- Born: Eugene Clair Persson January 12, 1934 Long Beach, California, U.S.
- Died: June 6, 2008 (aged 74) New York City, U.S.
- Occupation(s): Actor, producer
- Years active: 1946–1961
- Spouses: ; Shirley Knight ​ ​(m. 1959; div. 1969)​ ; Ruby Persson ​ ​(m. 1972)​
- Children: 3; including Kaitlin Hopkins

= Gene Persson =

American film director

Eugene Clair "Gene" Persson (January 12, 1934 – June 6, 2008) was an American actor, theatrical and film producer, best known for his work as the co-producer and co-creator of the original 1967 production of the Broadway musical comedy, You're a Good Man, Charlie Brown, as well as the show's 1999 Broadway revival, which won two Tony Awards.

== Early life and career ==
Gene Persson was born in Long Beach, California the son of Oscar Persson and Leah Krascoff. He began his career in entertainment as a child actor on radio, television and film, including one of the kids in Ma and Pa Kettle (1949) and two of its followups. He returned to acting after having served in the United States military during the Korean War, appearing in B movies, including Paramount Pictures' The Party Crashers (1958), as well as Earth vs. the Spider (1958) and Bloodlust! (1961).

== Producer ==
Persson married actress Shirley Knight in 1959. He soon began switching his career focus from acting to producing around the time of his marriage. In 1964 their daughter Kaitlin was born, He began producing plays in New York City and Los Angeles in which Knight held a starring position. Their joint productions included early plays by LeRoi Jones, who is also known as Amiri Baraka, such as The Slave, The Toilet and Dutchman. Their Broadway plays later included Stanley Mann's Room. He also produced a controversial play entitled The Trial of Lee Harvey Oswald on Broadway in 1967.

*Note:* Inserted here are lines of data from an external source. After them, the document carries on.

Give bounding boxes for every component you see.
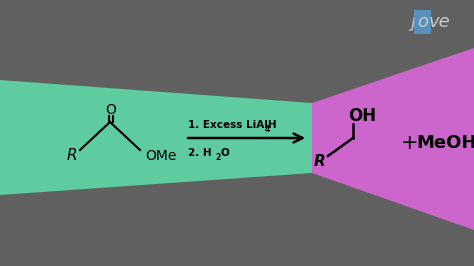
Text: OH: OH bbox=[348, 107, 376, 125]
Text: 2: 2 bbox=[215, 152, 220, 161]
Text: j: j bbox=[410, 13, 415, 31]
Text: MeOH: MeOH bbox=[417, 134, 474, 152]
Text: o: o bbox=[417, 13, 428, 31]
Text: O: O bbox=[221, 148, 230, 158]
Text: ve: ve bbox=[429, 13, 451, 31]
Text: 2. H: 2. H bbox=[188, 148, 211, 158]
Polygon shape bbox=[0, 80, 312, 195]
Polygon shape bbox=[312, 48, 474, 230]
Text: 1. Excess LiAlH: 1. Excess LiAlH bbox=[188, 120, 277, 130]
Text: 4: 4 bbox=[265, 124, 270, 134]
Text: +: + bbox=[401, 133, 419, 153]
Text: OMe: OMe bbox=[145, 149, 176, 163]
Text: O: O bbox=[106, 103, 117, 117]
Text: R: R bbox=[67, 148, 77, 164]
Text: R: R bbox=[314, 155, 326, 169]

On screen, Persson produced Dutchman with Anthony Harvey, who was a first time director at the time of production. The film, which starred Shirley Knight and Al Freeman Jr., is still screened at film festivals and museums today, according to Variety.

Knight and Persson later divorced in 1969, but remained lifelong personal and professional friends. Their daughter was raised by Knight's second husband, the English writer John Hopkins.

Persson moved to London in 1969. There he produced a total of five plays for British playwright Peter Barnes, including The Ruling Class. He later collaborated with Tennessee Williams during the 1970s to produce the British revival of The Glass Menagerie as well as The Red Devil Battery Sign, both of which were produced in the United Kingdom. Persson and Williams also teamed up to bring An Evening with Tennessee Williams and This Is to San Francisco.

In 1972 he married Ruby Persson and they had two sons: Lukas and Markus.

=== Charlie Brown productions ===

Persson and Arthur Whitelaw co-produced and co-created You're a Good Man, Charlie Brown in 1967. The musical was based on the Peanuts characters created by cartoonist Charles M. Schulz. The book in which they and their creative team adapted the musical was by John Gordon, which was a pseudonym. According to Variety, Persson's musical "has gone on to be one of the most produced musicals ever." Persson later returned as the producer of the 1999 Broadway revival of You're a Good Man, Charlie Brown. The show earned two Tony Awards in 1999.

Persson also produced the 1973 television special of the original musical, You're a Good Man, Charlie Brown for the Hallmark Hall of Fame. Persson continued to produce stage productions for much of the next decade. Among these included the Peanuts musical comedy Snoopy!!! The Musical, which he both directed and produced.

Persson was working on a musical stage version of the 1965 television holiday classic, A Charlie Brown Christmas, at the time of his death in 2008.

== Death ==
Gene Persson died of a heart attack in Manhattan on June 6, 2008, at the age of 74. He was survived by his wife of 36 years, actress and artist Ruby Persson, and his three children, Kaitlin Hopkins, an actress; Lukas Persson, a filmmaker and writer; and Markus Persson, a musician.